Johanna Speiri was a Swiss-born author of novels, notably children’s stories, and is best known for her book Heidi. At the age of 52, she published the first story of Heidi, which was translated into 50 languages in a short time, along with chocolate and Swiss souvenir cheese it belongs to the most famous items of Switzerland.
Travel to Heidi’s Nostalgic Village
Heidi’s house is in Maienfeld. A one-hour train ride from Zurich can take you to the famous Heidelland area (Heididorf), which includes several towns and villages around the Alps. This is where Heidi’s novelist, Johanna Speiri, chose to rest after her illness, and it was at this time that the idea of an orphaned girl living with her grandfather in the Alps came to her mind.
If you are amazed at Heidi cartoon, you can visit Heidi’s house that really exists and will take you back in time.
The lush meadows, the soaring mountains, the lovely goats on which the bell hangs, and the rustic country house are the image that is reconstructed in the minds of millions of people, recalling Heidi. It is not difficult to find such villages in Switzerland.
The green grasses surround the house in the same way as in the story; behind the house there is a view of the Alps and the goats are playing around. When you enter the house, you will see familiar scenes from Heidi’s bed, Clara’s wheelchair, and the table on which Peter learned to read.
Heidi’s home is a typical farmhouse in this area – built with a mixture of wood and stone. A footpath next to the house leads up to the Alp where Heidi spent her most beautiful years with her grandfather.

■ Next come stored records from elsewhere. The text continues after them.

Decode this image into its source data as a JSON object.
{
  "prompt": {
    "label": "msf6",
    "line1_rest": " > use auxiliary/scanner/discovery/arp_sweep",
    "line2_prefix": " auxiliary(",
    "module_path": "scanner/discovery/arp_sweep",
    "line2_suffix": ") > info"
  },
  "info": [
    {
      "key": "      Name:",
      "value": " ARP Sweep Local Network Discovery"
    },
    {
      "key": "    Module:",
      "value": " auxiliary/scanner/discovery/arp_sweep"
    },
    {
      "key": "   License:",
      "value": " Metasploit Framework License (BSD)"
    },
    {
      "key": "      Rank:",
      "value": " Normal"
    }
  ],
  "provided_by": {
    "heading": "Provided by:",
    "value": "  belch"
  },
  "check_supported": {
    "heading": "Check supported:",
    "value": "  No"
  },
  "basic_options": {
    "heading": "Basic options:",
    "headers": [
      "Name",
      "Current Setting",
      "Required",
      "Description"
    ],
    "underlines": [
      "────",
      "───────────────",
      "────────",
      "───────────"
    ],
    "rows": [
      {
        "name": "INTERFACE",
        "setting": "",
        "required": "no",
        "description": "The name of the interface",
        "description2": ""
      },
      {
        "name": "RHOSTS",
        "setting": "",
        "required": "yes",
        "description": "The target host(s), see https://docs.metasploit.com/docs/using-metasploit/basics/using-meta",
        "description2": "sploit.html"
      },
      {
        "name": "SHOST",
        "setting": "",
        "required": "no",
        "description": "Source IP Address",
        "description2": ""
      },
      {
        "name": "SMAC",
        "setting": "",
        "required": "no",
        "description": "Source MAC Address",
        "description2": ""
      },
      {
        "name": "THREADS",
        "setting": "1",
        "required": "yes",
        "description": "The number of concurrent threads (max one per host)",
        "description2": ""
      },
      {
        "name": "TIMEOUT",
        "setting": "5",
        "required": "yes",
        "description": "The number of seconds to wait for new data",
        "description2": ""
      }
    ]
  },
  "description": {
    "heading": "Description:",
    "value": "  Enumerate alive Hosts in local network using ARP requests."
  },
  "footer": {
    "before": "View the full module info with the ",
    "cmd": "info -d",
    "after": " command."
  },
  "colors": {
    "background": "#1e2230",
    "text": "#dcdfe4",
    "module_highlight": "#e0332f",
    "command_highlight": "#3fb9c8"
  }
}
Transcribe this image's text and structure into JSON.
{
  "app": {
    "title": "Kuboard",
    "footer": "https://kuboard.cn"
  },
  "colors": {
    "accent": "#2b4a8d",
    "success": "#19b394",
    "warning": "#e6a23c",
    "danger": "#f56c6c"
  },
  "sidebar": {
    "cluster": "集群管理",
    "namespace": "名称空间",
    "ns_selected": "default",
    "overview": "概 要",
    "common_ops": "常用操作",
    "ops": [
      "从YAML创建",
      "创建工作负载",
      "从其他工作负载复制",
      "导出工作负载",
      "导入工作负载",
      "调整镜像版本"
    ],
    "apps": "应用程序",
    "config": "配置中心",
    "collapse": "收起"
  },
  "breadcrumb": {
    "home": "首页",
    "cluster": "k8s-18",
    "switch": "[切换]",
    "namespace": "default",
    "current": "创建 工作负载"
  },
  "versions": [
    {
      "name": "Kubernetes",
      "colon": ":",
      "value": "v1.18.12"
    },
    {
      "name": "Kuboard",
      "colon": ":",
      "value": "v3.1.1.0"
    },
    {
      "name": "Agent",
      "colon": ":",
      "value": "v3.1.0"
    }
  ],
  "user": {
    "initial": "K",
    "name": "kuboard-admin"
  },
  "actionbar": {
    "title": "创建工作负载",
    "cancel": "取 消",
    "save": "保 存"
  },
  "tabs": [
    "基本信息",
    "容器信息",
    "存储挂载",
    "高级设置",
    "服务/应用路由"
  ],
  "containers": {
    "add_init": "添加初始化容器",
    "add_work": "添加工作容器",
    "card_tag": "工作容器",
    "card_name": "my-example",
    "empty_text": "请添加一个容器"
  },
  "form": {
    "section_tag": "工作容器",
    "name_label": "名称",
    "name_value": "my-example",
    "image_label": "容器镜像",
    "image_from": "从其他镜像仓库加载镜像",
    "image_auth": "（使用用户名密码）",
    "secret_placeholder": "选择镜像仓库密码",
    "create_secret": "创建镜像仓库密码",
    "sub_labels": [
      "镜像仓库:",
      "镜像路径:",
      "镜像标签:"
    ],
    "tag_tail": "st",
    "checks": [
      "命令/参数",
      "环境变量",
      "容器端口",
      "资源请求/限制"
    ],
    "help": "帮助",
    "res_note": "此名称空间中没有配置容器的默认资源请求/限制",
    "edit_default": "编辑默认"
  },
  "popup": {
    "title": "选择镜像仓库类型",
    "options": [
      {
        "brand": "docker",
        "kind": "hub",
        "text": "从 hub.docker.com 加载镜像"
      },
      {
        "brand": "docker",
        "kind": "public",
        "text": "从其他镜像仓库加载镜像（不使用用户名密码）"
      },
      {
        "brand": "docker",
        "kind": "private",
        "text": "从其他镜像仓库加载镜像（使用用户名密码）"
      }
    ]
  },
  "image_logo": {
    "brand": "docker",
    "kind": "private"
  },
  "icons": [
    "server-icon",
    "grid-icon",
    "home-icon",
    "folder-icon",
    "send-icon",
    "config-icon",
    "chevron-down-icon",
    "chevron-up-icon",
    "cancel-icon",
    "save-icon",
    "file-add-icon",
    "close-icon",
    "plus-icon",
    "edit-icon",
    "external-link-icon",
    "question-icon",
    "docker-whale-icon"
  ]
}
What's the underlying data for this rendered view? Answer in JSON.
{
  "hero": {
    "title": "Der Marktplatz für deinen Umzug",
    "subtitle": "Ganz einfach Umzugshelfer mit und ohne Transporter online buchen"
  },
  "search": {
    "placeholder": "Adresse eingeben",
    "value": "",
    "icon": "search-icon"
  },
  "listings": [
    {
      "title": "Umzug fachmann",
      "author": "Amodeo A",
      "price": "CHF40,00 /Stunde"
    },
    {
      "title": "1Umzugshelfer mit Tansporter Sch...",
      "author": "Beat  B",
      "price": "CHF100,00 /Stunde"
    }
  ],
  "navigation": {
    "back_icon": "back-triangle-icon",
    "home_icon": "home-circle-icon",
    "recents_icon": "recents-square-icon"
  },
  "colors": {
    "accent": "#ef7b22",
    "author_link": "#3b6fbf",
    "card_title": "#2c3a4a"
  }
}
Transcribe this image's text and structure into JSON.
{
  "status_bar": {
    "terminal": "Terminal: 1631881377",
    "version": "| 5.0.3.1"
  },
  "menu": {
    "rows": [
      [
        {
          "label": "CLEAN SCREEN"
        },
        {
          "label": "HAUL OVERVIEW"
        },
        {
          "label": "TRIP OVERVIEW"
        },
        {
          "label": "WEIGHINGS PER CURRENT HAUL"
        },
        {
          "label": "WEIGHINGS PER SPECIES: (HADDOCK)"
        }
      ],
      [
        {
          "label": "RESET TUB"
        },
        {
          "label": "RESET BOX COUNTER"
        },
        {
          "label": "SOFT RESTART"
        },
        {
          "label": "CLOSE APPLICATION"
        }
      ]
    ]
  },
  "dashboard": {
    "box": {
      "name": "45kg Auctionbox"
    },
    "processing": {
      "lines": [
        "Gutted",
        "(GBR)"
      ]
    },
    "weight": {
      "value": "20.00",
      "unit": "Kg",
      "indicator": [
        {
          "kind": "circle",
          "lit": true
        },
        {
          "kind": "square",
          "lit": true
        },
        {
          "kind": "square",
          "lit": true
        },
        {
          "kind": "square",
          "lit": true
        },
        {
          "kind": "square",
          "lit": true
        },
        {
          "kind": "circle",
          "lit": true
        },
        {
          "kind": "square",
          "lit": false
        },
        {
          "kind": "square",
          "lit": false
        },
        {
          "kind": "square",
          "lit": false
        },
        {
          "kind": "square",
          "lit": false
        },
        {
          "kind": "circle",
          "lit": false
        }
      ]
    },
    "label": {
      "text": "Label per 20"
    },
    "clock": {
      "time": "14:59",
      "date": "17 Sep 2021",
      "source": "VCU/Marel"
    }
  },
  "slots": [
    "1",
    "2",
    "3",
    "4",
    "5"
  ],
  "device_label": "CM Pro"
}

Heidi’s House is a renovated museum with interior original pieces from that period, depicting rural life 120 years ago. You can even see Clara’s wheelchair.
Though the inside of the house looks as if Heidi and Peter just left to roam outside and return at any moment, children might be a bit disappointed that they don’t meet the “real Heidi”…
Many people believe that Heidi’s life was a symbol of the value of home, honesty and good deeds, and that is why she was able to warm the hearts of human beings.
Hopefully, in addition to introducing this area, we have been able to take you back to the days when we sat down with Heidi’s cartoon and enjoyed every adventure. Knowing that such a place is real will double the pleasure of this reminder.